Moi najdrożsi! Jestem bardzo szczęśliwa, ponieważ kupiłam sobie nowy telefon. Po namyśle zdecydowałam się na Xiaomi Redmi Note 4x, za namową przyjaciółki. Jest bardzo fajny!
Pamiętam jak całkiem niedawno narzekałam, że nie mogę słuchać muzyki na telefonie i jednocześnie przeglądać internet, bo mam za mało Ramu i mi wywala. Teraz mój telefon ma tyle samo Ramu co mój komputer i jest od niego dużo szybszy! Jestem szczęśliwa, że mam fajny sprzęt. Mogę sobie dużo grać!
Pamiętam jak całkiem niedawno narzekałam, że nie mogę słuchać muzyki na telefonie i jednocześnie przeglądać internet, bo mam za mało Ramu i mi wywala. Teraz mój telefon ma tyle samo Ramu co mój komputer i jest od niego dużo szybszy! Jestem szczęśliwa, że mam fajny sprzęt. Mogę sobie dużo grać!
Zamówiłam już sobie pięć różnych ślicznych cases na niego z AliExpress, więc teraz tylko muszę czekać, aż przyjdą. Są bardzo słodkie. Marzy mi się taki jeden piękny, który jest puchaty i ma uszka królika, i ogonek też, ale kosztuje ze 25 zł i nie chcę tyle wydać na etui... Wolę wydać to na Kota.
--pisane 19 kwietnia--
Dzisiaj też mi przyszło parę rzeczy, ale pokażę je w kolejnym poście. Miałam dzisiaj próbny egzamin zawodowy i bardzo się denerwowałam, ale całkiem dobrze mi poszło!
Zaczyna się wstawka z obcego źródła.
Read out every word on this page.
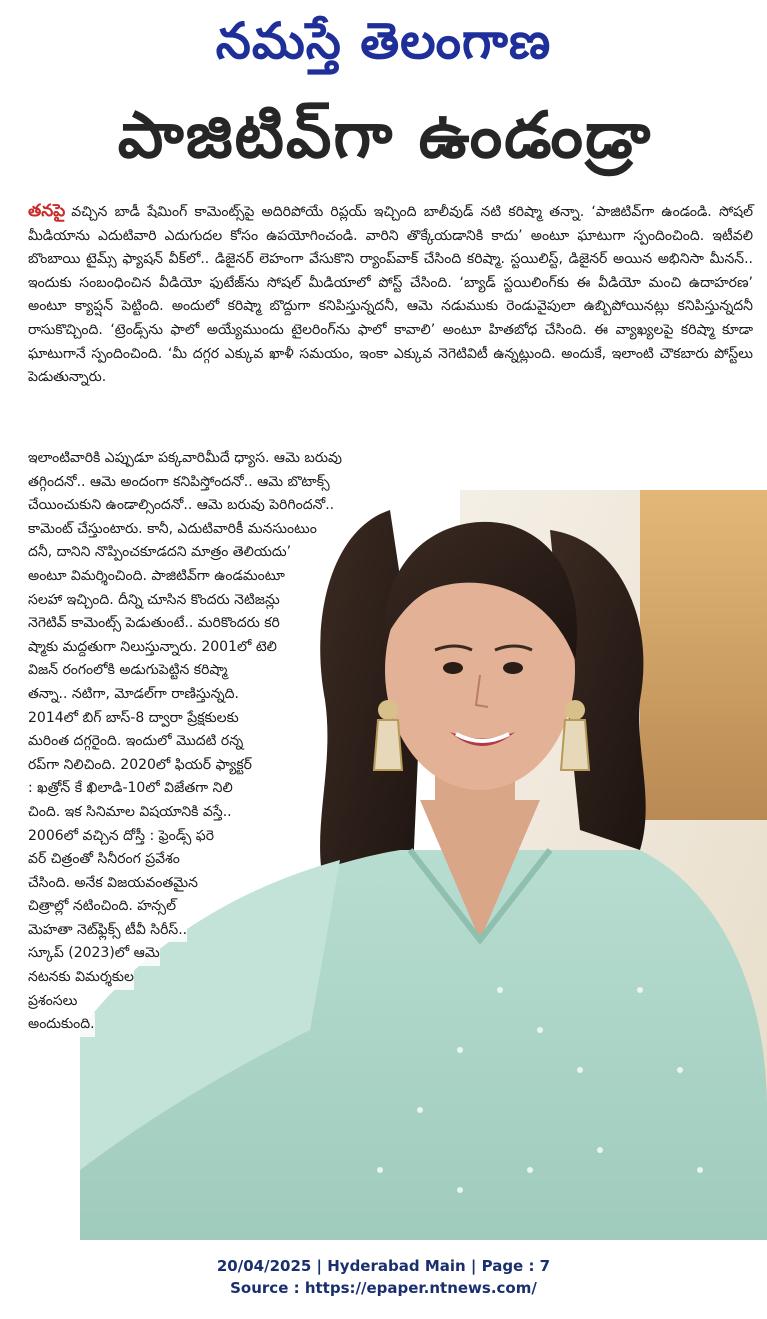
నమస్తే తెలంగాణ
పాజిటివ్‌గా ఉండండ్రా
తనపై వచ్చిన బాడీ షేమింగ్ కామెంట్స్‌పై అదిరిపోయే రిప్లయ్ ఇచ్చింది బాలీవుడ్ నటి కరిష్మా తన్నా. ‘పాజిటివ్‌గా ఉండండి. సోషల్ మీడియాను ఎదుటివారి ఎదుగుదల కోసం ఉపయోగించండి. వారిని తొక్కేయడానికి కాదు’ అంటూ ఘాటుగా స్పందించింది. ఇటీవలి బొంబాయి టైమ్స్ ఫ్యాషన్ వీక్‌లో.. డిజైనర్ లెహంగా వేసుకొని ర్యాంప్‌వాక్ చేసింది కరిష్మా. స్టయిలిస్ట్, డిజైనర్ అయిన అభినిసా మీనన్.. ఇందుకు సంబంధించిన వీడియో ఫుటేజ్‌ను సోషల్ మీడియాలో పోస్ట్ చేసింది. ‘బ్యాడ్ స్టయిలింగ్‌కు ఈ వీడియో మంచి ఉదాహరణ’ అంటూ క్యాప్షన్ పెట్టింది. అందులో కరిష్మా బొద్దుగా కనిపిస్తున్నదనీ, ఆమె నడుముకు రెండువైపులా ఉబ్బిపోయినట్లు కనిపిస్తున్నదనీ రాసుకొచ్చింది. ‘ట్రెండ్స్‌ను ఫాలో అయ్యేముందు టైలరింగ్‌ను ఫాలో కావాలి’ అంటూ హితబోధ చేసింది. ఈ వ్యాఖ్యలపై కరిష్మా కూడా ఘాటుగానే స్పందించింది. ‘మీ దగ్గర ఎక్కువ ఖాళీ సమయం, ఇంకా ఎక్కువ నెగెటివిటీ ఉన్నట్లుంది. అందుకే, ఇలాంటి చౌకబారు పోస్ట్‌లు పెడుతున్నారు.
ఇలాంటివారికి ఎప్పుడూ పక్కవారిమీదే ధ్యాస. ఆమె బరువు
తగ్గిందనో.. ఆమె అందంగా కనిపిస్తోందనో.. ఆమె బొటాక్స్
చేయించుకుని ఉండాల్సిందనో.. ఆమె బరువు పెరిగిందనో..
కామెంట్ చేస్తుంటారు. కానీ, ఎదుటివారికీ మనసుంటుం
దనీ, దానిని నొప్పించకూడదని మాత్రం తెలియదు’
అంటూ విమర్శించింది. పాజిటివ్‌గా ఉండమంటూ
సలహా ఇచ్చింది. దీన్ని చూసిన కొందరు నెటిజన్లు
నెగెటివ్ కామెంట్స్ పెడుతుంటే.. మరికొందరు కరి
ష్మాకు మద్దతుగా నిలుస్తున్నారు. 2001లో టెలి
విజన్ రంగంలోకి అడుగుపెట్టిన కరిష్మా
తన్నా.. నటిగా, మోడల్‌గా రాణిస్తున్నది.
2014లో బిగ్ బాస్-8 ద్వారా ప్రేక్షకులకు
మరింత దగ్గరైంది. ఇందులో మొదటి రన్న
రప్‌గా నిలిచింది. 2020లో ఫియర్ ఫ్యాక్టర్
: ఖత్రోన్ కే ఖిలాడి-10లో విజేతగా నిలి
చింది. ఇక సినిమాల విషయానికి వస్తే..
2006లో వచ్చిన దోస్తీ : ఫ్రెండ్స్ ఫరె
వర్ చిత్రంతో సినీరంగ ప్రవేశం
చేసింది. అనేక విజయవంతమైన
చిత్రాల్లో నటించింది. హన్సల్
మెహతా నెట్‌ఫ్లిక్స్ టీవీ సిరీస్..
స్కూప్ (2023)లో ఆమె
నటనకు విమర్శకుల
ప్రశంసలు
అందుకుంది.
20/04/2025 | Hyderabad Main | Page : 7
Source : https://epaper.ntnews.com/
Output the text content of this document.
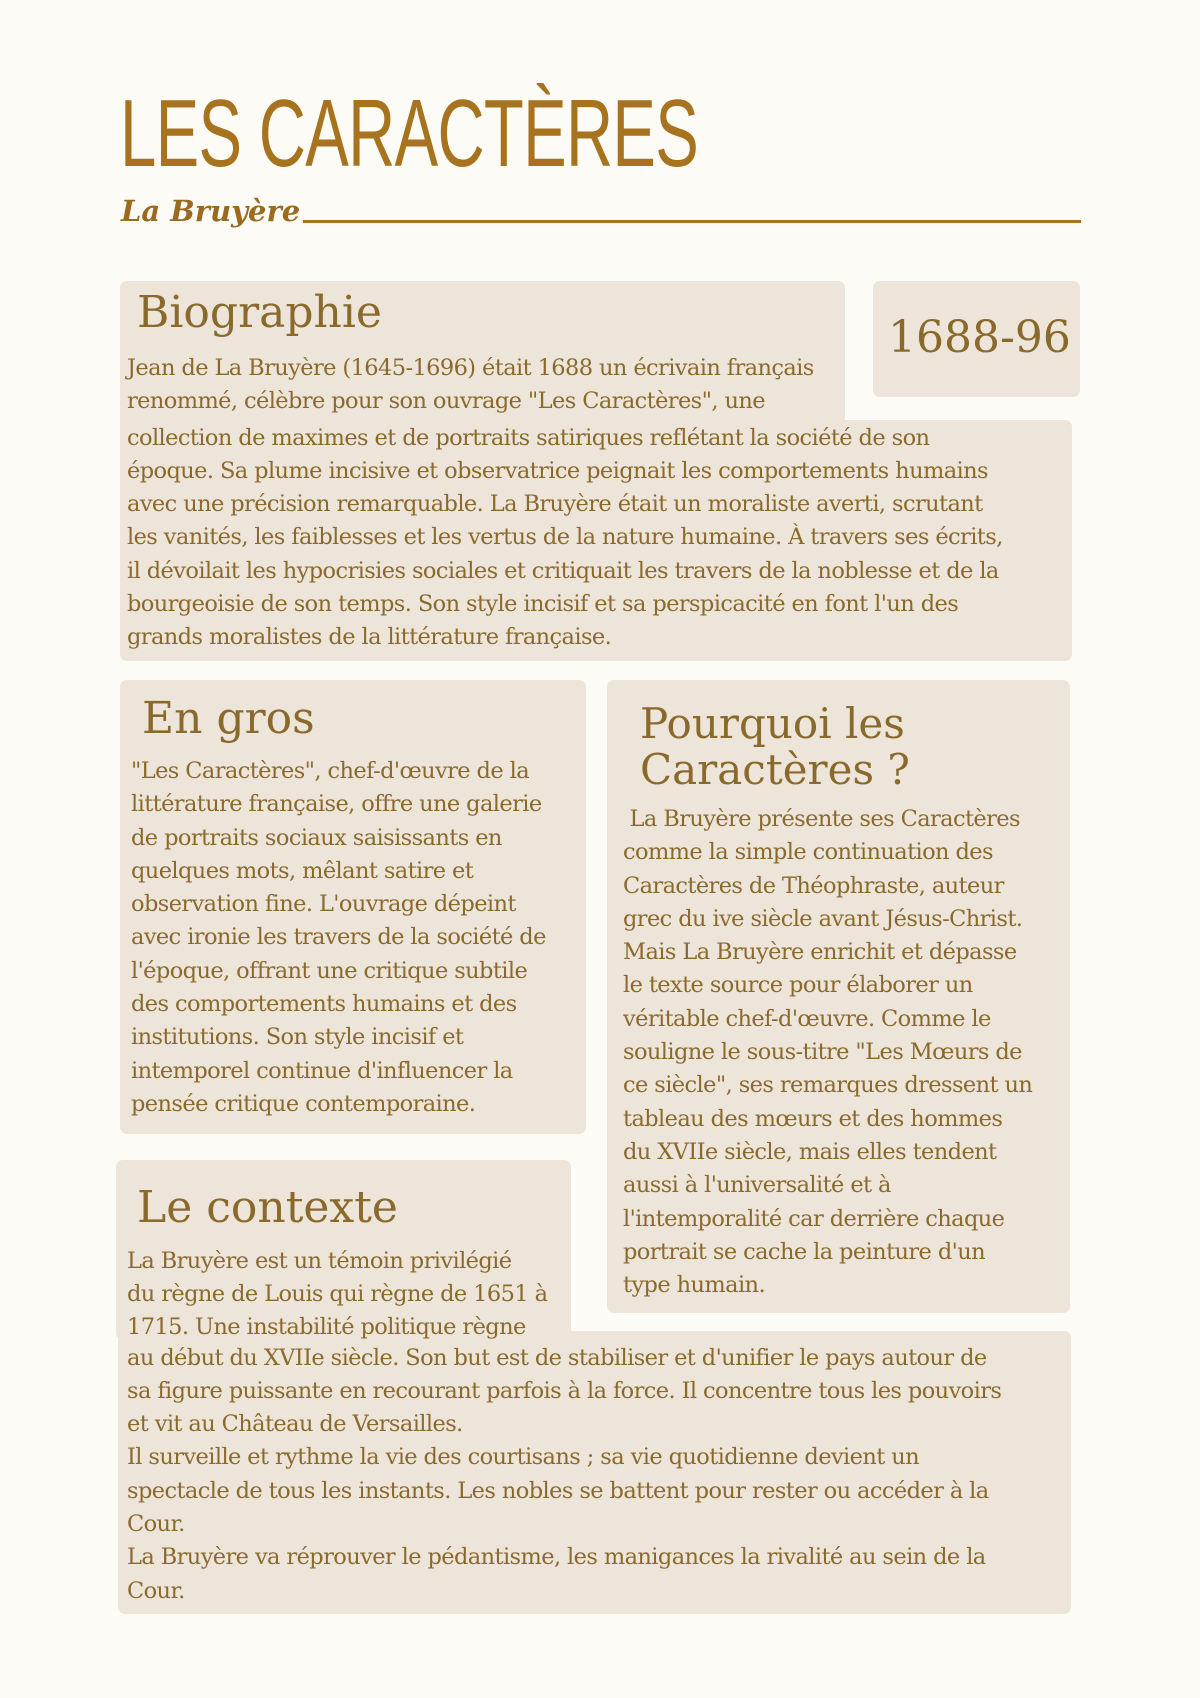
LES CARACTÈRES
La Bruyère
Biographie	1688-96
Jean de La Bruyère (1645-1696) était 1688 un écrivain français
renommé, célèbre pour son ouvrage "Les Caractères", une
collection de maximes et de portraits satiriques reflétant la société de son
époque. Sa plume incisive et observatrice peignait les comportements humains
avec une précision remarquable. La Bruyère était un moraliste averti, scrutant
les vanités, les faiblesses et les vertus de la nature humaine. À travers ses écrits,
il dévoilait les hypocrisies sociales et critiquait les travers de la noblesse et de la
bourgeoisie de son temps. Son style incisif et sa perspicacité en font l'un des
grands moralistes de la littérature française.
En gros
"Les Caractères", chef-d'œuvre de la
littérature française, offre une galerie
de portraits sociaux saisissants en
quelques mots, mêlant satire et
observation fine. L'ouvrage dépeint
avec ironie les travers de la société de
l'époque, offrant une critique subtile
des comportements humains et des
institutions. Son style incisif et
intemporel continue d'influencer la
pensée critique contemporaine.
Pourquoi les
Caractères ?
La Bruyère présente ses Caractères
comme la simple continuation des
Caractères de Théophraste, auteur
grec du ive siècle avant Jésus-Christ.
Mais La Bruyère enrichit et dépasse
le texte source pour élaborer un
véritable chef-d'œuvre. Comme le
souligne le sous-titre "Les Mœurs de
ce siècle", ses remarques dressent un
tableau des mœurs et des hommes
du XVIIe siècle, mais elles tendent
aussi à l'universalité et à
l'intemporalité car derrière chaque
portrait se cache la peinture d'un
type humain.
Le contexte
La Bruyère est un témoin privilégié
du règne de Louis qui règne de 1651 à
1715. Une instabilité politique règne
au début du XVIIe siècle. Son but est de stabiliser et d'unifier le pays autour de
sa figure puissante en recourant parfois à la force. Il concentre tous les pouvoirs
et vit au Château de Versailles.
Il surveille et rythme la vie des courtisans ; sa vie quotidienne devient un
spectacle de tous les instants. Les nobles se battent pour rester ou accéder à la
Cour.
La Bruyère va réprouver le pédantisme, les manigances la rivalité au sein de la
Cour.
Teorię zaliczyłam, a praktyki zrobiłam chyba w miarę, więc może też się uda. Jestem z siebie zadowolona, więc kupiłam sobie nagrodę: cipsy serowe, gumy, różne rzeczy do listów i dużo żarcia dla Kota.
Wiecie, co się stało niedawno? Kot wniósł mi do łóżka kleszcza, więc postanowiłam zaaplikować mu takie krople specjalne, które kupiłam wcześniej. Spał, więc je między łopatki dałam, ale okazało się, że sporo tego płynu tam jest i trochę nakapało dookoła. Poszłam wywalić opakowanie, on poszedł jeść. A miał spać. Potem polizał się w tamto miejsce... Krople musiały spłynąć niżej. Jezu... Od razu zaczęła mu się toczyć ślina z buzi, zaczął parskać i był oszołomiony. Wyskoczył przez okno i poleciał gdzieś... Na ulotce było napisane, że możliwe działania niepożądane w przypadku polizania tego miejsca to ślinotok, wymioty, osowiałość, itp, i to znika z reguły po 24 godzinach. Musiałam iść do szkoły, ale całe szczęście, gdy wróciłam, z nim było już wszystko w porządku... Tak bardzo go kocham, nie zniosłabym, gdyby coś mu się stało. Jest dla mnie niezwykle ważny!
Teraz jestem zmęczona i idę sobie spać. Buziaki!